Data Processing Steps for RiverML

Using FEMA BLE models to inform ML estimates of channel size and shape

Author

Lynker Spatial

Published

June 13, 2025

Overview

This document processes a collection of hydraulic model outputs (in this case, FEMA BLE submodels stored as .gpkg files) to extract and compute representative channel cross-section (XS) characteristics for each river reach within a hydrologic unit. It combines geospatial data manipulation with hydrologic geometry analysis to generate useful channel metrics for modeling or further analysis.

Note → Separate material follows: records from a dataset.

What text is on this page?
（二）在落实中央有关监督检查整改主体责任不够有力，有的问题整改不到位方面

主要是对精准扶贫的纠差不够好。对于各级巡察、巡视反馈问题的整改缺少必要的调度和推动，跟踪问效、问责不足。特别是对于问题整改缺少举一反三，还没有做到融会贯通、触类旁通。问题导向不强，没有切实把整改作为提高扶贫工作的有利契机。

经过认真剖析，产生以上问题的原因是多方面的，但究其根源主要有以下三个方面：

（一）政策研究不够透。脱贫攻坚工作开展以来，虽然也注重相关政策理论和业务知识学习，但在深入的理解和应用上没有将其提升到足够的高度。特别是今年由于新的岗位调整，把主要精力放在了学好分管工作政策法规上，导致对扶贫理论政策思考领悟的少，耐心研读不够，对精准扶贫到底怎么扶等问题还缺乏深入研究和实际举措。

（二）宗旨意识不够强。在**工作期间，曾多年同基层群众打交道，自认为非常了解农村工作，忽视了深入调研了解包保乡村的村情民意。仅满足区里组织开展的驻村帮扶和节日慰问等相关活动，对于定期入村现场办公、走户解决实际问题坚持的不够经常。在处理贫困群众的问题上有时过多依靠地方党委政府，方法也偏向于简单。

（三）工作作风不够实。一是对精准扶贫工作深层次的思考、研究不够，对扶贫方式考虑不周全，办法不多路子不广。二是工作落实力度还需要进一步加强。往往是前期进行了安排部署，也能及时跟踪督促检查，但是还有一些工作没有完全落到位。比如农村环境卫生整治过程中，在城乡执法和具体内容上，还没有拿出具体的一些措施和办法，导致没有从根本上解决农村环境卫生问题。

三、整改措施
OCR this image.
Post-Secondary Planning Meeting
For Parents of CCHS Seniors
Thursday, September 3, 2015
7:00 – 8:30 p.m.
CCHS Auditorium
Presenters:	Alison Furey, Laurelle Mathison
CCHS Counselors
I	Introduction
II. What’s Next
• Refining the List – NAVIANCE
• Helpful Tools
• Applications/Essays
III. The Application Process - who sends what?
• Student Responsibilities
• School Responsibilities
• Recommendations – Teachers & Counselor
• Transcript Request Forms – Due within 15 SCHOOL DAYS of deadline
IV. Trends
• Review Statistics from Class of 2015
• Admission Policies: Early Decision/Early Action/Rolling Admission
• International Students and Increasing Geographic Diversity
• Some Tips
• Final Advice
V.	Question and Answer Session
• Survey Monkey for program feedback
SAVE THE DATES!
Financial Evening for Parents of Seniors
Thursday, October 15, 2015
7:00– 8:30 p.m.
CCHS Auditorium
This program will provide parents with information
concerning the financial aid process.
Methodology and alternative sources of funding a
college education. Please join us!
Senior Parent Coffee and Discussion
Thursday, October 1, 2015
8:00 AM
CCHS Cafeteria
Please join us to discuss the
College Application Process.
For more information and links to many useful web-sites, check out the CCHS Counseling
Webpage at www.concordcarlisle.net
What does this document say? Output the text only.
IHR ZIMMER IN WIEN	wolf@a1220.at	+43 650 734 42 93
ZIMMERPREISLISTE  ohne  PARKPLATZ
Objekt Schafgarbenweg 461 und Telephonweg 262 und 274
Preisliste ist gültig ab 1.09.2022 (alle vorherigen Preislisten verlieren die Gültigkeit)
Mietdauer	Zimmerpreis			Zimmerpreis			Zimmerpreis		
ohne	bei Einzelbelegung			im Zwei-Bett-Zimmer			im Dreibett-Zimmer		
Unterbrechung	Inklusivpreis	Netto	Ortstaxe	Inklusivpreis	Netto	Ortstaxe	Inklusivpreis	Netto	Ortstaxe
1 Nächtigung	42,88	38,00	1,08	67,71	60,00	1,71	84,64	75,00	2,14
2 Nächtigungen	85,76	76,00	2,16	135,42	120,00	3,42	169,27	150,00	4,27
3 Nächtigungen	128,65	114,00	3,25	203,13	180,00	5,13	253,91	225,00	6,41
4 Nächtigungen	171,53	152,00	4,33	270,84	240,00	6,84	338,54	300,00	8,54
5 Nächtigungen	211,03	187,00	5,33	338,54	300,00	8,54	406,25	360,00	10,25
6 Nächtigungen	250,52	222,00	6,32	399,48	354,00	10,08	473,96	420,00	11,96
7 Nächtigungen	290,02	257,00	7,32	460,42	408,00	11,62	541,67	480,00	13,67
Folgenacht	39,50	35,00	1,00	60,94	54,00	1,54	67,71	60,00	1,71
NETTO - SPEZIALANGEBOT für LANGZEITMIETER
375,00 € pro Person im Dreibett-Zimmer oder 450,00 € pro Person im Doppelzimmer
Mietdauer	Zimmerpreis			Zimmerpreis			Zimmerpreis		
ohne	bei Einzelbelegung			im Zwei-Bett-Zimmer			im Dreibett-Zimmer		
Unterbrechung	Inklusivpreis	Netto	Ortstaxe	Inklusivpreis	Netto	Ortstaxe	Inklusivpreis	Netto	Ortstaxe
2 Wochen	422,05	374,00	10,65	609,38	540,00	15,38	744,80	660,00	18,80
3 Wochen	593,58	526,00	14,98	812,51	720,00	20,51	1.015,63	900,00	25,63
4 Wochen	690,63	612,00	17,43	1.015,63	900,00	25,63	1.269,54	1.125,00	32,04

Step 1: Preparing Input Data.

This example processes elevation profile data from FEMA BLE submodels, extracting key cross-sectional (XS) geometry attributes for hydraulic analysis. The overall goal is to compute summary statistics and representative cross-sections per stream reach in the reference fabric, so that it can be used within the existing riverML framework for predicting channel size and shape.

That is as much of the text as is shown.